Like many of my agnates who were teenagers in the 1980s, I have a a long musical relationship with Michael Jackson. I appreciate him.
And like most people all over the world, music is a nutty and mysterious trigger. Hearing AC/DC’s Hell’s Bells brings the scent of my friend Virgil’s 1980s basement space heater to my nostrils. Pretty much any U2 song has me in front of my TV watching Mary J. Blige singing One on the Grammys in 2006. I’ve adopted Teenage Dream as a love song for my wife, whom I met when we were in our 40s.
There doesn’t have to be a logic to all this. It’s music, and music is magical.
Billie Jean, a song that came out in 1982, has been forever adopted as a song devoted to controlled, mini crying jags over my mother, Jeanne M. O’Neil, who died last year. My family and I worked to bring her through her final months on Earth, as she suffered from a couple falls and the general deterioration of a brilliant 83-year old woman.
We covered the normal tasks that accompany these things— caregiver management, physical therapy help, nursing home research, talking to her & loving her, and then the journey through hospice.
It’s a lot of work. I love work. I thrived on the tasks. But on every Tuesday during this time period, late winter and early spring of last year, I’d wake up early and drive out to Winfield to get the kids to school. Then I’d exercise, clean up, and roam coffee shops in the western suburbs, working and taking calls in the current fashion of many a remote worker.
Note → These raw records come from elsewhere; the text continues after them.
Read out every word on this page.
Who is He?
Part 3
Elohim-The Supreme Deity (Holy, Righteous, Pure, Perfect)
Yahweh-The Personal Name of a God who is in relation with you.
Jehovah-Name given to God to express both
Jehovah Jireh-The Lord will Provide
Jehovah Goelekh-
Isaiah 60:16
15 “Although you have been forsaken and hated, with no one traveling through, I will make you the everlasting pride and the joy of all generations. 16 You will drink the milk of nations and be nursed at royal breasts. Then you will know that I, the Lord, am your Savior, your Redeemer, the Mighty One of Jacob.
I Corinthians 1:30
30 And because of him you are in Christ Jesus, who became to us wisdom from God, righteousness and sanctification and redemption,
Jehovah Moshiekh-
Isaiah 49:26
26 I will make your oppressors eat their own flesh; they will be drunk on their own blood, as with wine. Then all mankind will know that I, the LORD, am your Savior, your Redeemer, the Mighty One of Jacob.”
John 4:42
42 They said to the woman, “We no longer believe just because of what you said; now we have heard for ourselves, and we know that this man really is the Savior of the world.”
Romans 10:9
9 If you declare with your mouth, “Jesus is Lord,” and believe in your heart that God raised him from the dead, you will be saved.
Getting away from the hospital rhythm and the language of medical wartime did something to me. So by the time I got my first vente skim latte, sat down at a small table, popped open the laptop and Outlook, I’d breathe out deeply.
With my earbuds in, and my Nike baseball cap down low, I’d put on Billie Jean. Turn it up to 11 and put my head down. The crisp start, the classic 8 beat, the snare that grabs, the entrance of every instrument. The lyrics were nothing, except for the misspelled “Jean”, which was all that mattered. The whole thing was just a cipher. My own code of grief and relief and exhale and steel for more. Four minutes and fifty three seconds of ear-bam.
Music is such a great jot of humanity.